Thursday, October 28, 2010

Halloween Is Still Coming


I am going to write about Halloween again for no good reason. If I have the energy to write something, then I might as well write something about something.


Halloween comes at a good time of year. Dead leaves lie in the street to rustle eerily in the breeze as we walk by. The sky at sunset looks spookier than it does in other months. (Or do I just think that it looks spookier because I am seeing it through the lens of the Halloween season?) Yet Halloween lacks any real monsters, because they do not exist. And I have to wonder, if Halloween monsters were real, how would they affect your Halloween?


If, on Halloween night, you were to walk outside and see a dude with a flaming pumpkin for a head standing there, would it make your Halloween better or worse?


Or, what would you do if you saw a mummy, with a kopesh, and other historically accurate ancient Egyptian accouterments, and he started to chase you, and you ran, and as you ran you could hear the creaking of his ancient joints behind you, coming closer and closer, as he relentlessly pursued a quest to enact vengeance on the world for disturbing his eternal rest?


Or, for some true and crazy fear, how would you react to a horrid chimerical beast with the body of a bull and five heads, each head belonging to a different panelist from The View?


What I'm really trying to say is that I don't know what I'm trying to say. But I do think that Halloween might be better if its characteristic supernatural monsters were real. Candy sales would plummet because trick-or-treaters would stay inside for fear of being ripped apart by fleshing-eating goblins. But when we would hear the werewolves howling around our kitchen doors in tribute to the late Warren Zevon, it would be worth it.
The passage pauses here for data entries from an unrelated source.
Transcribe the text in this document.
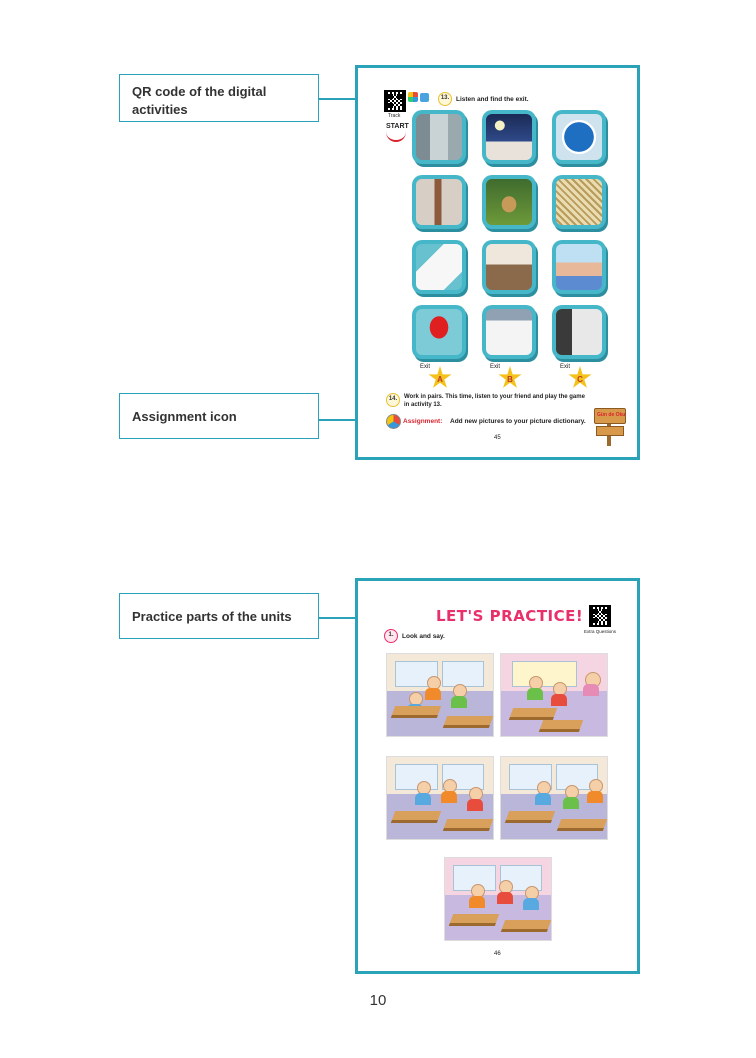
QR code of the digital activities
Assignment icon
Practice parts of the units
Track
13.	Listen and find the exit.
START
Exit
A
Exit
B
Exit
C
14.	Work in pairs. This time, listen to your friend and play the game
in activity 13.
Assignment: Add new pictures to your picture dictionary.
Gün de Oku
45
LET'S PRACTICE!
Extra Questions
1.	Look and say.
46
10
Saturday, October 23, 2010

Halloween Is Coming

Halloween is fast approaching, and I have marked the occasion by using AppleWorks to draw a crude jack-o'-lantern. The mouth didn't work out right, but Appleworks wouldn't let me "undo" it. As a result, I can't tell if he is happy, worried, or nauseous.
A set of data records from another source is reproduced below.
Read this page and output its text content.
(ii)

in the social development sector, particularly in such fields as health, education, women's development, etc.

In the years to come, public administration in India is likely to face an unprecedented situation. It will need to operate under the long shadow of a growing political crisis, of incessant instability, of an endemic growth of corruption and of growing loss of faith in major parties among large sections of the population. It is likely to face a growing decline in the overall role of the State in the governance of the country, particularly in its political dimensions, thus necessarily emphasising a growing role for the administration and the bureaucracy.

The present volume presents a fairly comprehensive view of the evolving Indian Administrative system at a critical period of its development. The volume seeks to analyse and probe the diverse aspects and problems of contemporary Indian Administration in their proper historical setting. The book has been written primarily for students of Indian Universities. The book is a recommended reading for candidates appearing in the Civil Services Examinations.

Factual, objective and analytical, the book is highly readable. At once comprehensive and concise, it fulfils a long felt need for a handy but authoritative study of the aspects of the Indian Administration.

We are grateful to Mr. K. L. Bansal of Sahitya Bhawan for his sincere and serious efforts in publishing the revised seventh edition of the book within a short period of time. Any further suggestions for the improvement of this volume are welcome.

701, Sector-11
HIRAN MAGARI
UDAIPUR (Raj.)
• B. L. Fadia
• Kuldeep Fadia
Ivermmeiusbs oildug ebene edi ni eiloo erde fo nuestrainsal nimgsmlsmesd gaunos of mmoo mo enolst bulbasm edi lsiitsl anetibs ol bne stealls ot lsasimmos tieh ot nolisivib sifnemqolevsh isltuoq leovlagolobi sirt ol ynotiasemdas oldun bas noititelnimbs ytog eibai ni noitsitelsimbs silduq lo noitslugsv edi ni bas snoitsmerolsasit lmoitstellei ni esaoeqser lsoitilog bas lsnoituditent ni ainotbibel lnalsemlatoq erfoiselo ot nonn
Halloween is one of my favorite times of year. When I used to blog at Wandering Army I wrote several posts about Halloween. Maybe one day when I put those posts back online somewhere I can link to them.


Much as I enjoy Halloween in theory, it doesn't have any real impact on my life, other than as an occasion to sit around and think scary thoughts. I have not been invited to a Halloween party since 2001. And I can't say that I'm surprised. I am not the sort of person that one would want at a party, because I am naturally morose.


If I ever were to take part in Halloween festivities, I would have to get a costume, which would be problematic. Judging by the commercially available costumes that I've seen, it would be hard to find something that would be both scary and an expression of my personality—something along the lines of an evil rhynchocephalian with extremely high SAT scores.


(I will note here that many paleontologists and zoologists prefer to use the name Sphenodontia in place of Rhynchocephalia, because at one point Rhynchocephalia accumulated some fossil taxa that didn't actually belong there. I, however, support the use of Rhynchocephalia in the sense that it originally intended, as a classifier for the tuatara ((Sphenodon)), and thus also for the tuatara's legitimate fossil relatives. Also I will admit to being biased in favor of Rhynchocephalia because it sounds cool. Sphenodontia sounds cool as well, but the same basic word is in use elsewhere, in the genus name Sphenodon and the family name Sphenodontidae.)


And finally, if I can provide any real insight here, which is unlikely, it would be an idea as to one reason why Halloween is as hugely popular as it is. Halloween is not like other holidays. On Christmas, Thanksgiving, Memorial Day, Martin Luther King Day, and almost any other holiday, we are constantly being urged to suspend our unthinking enjoyment to contemplate the "real meaning" of the day. And we probably should contemplate the real meaning of those days. But Halloween has no real meaning. It's pure fun.



Monday, October 18, 2010

No Pictures


After two failed attempts to get my flickr pictures to show up on this blog, I was faced with the choice to either figure out how to resolve the problem, or give up on it, at least for the time being. I decided to give up, because I am too tired to try to work out this problem.


There are all kinds of things that I want to write and post on this blog, but working at a full-time job makes me too exhausted to do much blogging, or anything else. It makes me long for the days when I was in school, because I got a summer vacation. It even makes me long for the days when I was unemployed, because then at least I had the energy to do . . . something.